No wonder I was cranky: I wanted the season-opener of 2008 (beating Drake 19-0) and the second game of 2006 (beating Villanova 31-28). Instead, I got the season opener of 2006 (losing to Albany 17-16) and the second game of 2008 (losing to Villanova 33-14).
So Lehigh's now 0-2. So what was my "learning experience" this weekend?
I learned that Villanova is a great team. They're big in the trenches, and fast pretty much everywhere. Even when not on their best day, they're hard to beat - and they punish defenders that are out of position.
I learned that Lehigh has some fight in them. The Mountain Hawks battled to try to keep themselves in the game. After a horrible call by the officials - ruling that junior RB Jaren Walker had fumbled the ball when he was clearly down (and to top it off, he only fumbled the ball because he was hurt) - a 24-7 lead could have seemed insurmountable. Yet Lehigh came out after the break and made something happen - with a key pass to junior TE Alex Wojdowski from junior QB J.B. Clark - to at least cut it to two touchdowns. They didn't fold - they made something happen.
I learned that senior LB Matt Cohen is a very good football player that isn't a miracle worker. His touchdown-saving tackle of senior WR Matt Szczur was great, but he was bailing out his teammates that couldn't get in Sczcur's way for the other 75 yards.
I learned that the Mountain Hawk offense wasn't always pretty, but there was creativity there - and a new wrinkle in the Wildcat formation that has the potential to make the next nine games more exciting. Freshman QB Michael Colvin led Lehigh in rushing on the game, averaging 4.3 yards per carry. But Lehigh fans may need to give it time to come together. It's going to be a "learning experience" for them - and us.
I learned that our special teams are looking pretty good. Sophomore P Alex Smith averaged 39 yards per punt, and junior K Tom Randazza coolly kicked a 41 yard FG. Meanwhile, junior CB John "Fear Itself" Kennedy ripped off 5 kickoff returns for 100 yards, and junior WR Craig Zurn also ripped off a nice 10 yard return.

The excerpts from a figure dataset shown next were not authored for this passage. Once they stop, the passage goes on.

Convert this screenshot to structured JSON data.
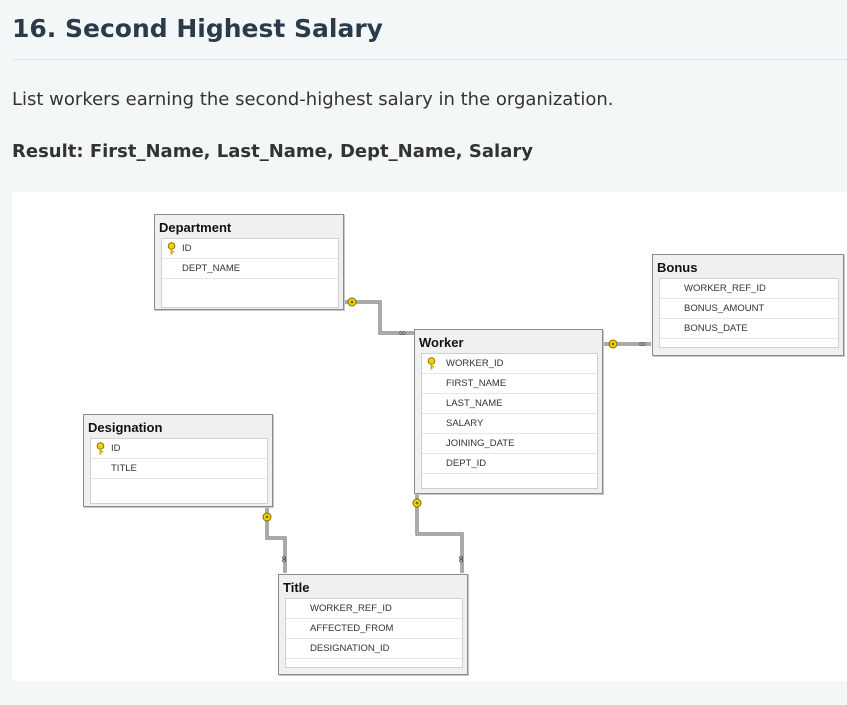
{
  "heading": "16. Second Highest Salary",
  "description": "List workers earning the second-highest salary in the organization.",
  "result": "Result: First_Name, Last_Name, Dept_Name, Salary",
  "diagram": {
    "tables": {
      "department": {
        "name": "Department",
        "columns": [
          "ID",
          "DEPT_NAME"
        ],
        "key_icon": "key-icon"
      },
      "bonus": {
        "name": "Bonus",
        "columns": [
          "WORKER_REF_ID",
          "BONUS_AMOUNT",
          "BONUS_DATE"
        ]
      },
      "worker": {
        "name": "Worker",
        "columns": [
          "WORKER_ID",
          "FIRST_NAME",
          "LAST_NAME",
          "SALARY",
          "JOINING_DATE",
          "DEPT_ID"
        ],
        "key_icon": "key-icon"
      },
      "designation": {
        "name": "Designation",
        "columns": [
          "ID",
          "TITLE"
        ],
        "key_icon": "key-icon"
      },
      "title": {
        "name": "Title",
        "columns": [
          "WORKER_REF_ID",
          "AFFECTED_FROM",
          "DESIGNATION_ID"
        ]
      }
    },
    "relationships": [
      {
        "from": "Department",
        "to": "Worker",
        "from_end": "key",
        "to_end": "infinity"
      },
      {
        "from": "Worker",
        "to": "Bonus",
        "from_end": "key",
        "to_end": "infinity"
      },
      {
        "from": "Designation",
        "to": "Title",
        "from_end": "key",
        "to_end": "infinity"
      },
      {
        "from": "Worker",
        "to": "Title",
        "from_end": "key",
        "to_end": "infinity"
      }
    ],
    "colors": {
      "key_gold": "#d6b400",
      "line": "#555555",
      "header_bg": "#f0f0f0"
    }
  }
}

I learned that the Mountain Hawk defense needs to find its footing - and fast. The defense does fly to the football, but there needs to be more improvement. While I appreciate that CCSU and Villanova are teams that run the ball well, but there's no way that the Mountain Hawks can survive giving up 300 rushing yards to our opponents every week.
And I learned that Lehigh still keeps making too many mistakes to win big games. To beat Villanova, Lehigh needed a crisp game with few errors. They didn't get it.
There really is only one possible solution to this game, for fans and players alike: to chalk it up as a "learning experience".
For fans, really, what other answer is there? It's only Week Two. It's too early to doom the season to failure at the hands of one very good team and one unearthly team. And certainly the goals of the season can still be achieved even starting the year at 0-2. With these frustrating games, it's sometimes hard to keep it in perspective.
But for the players and coaching staff, how they react and respond to the "learning experience" of this weekend will determine the course of the rest of the season. They have to know that a similar-looking result against Princeton will not be acceptable to anybody.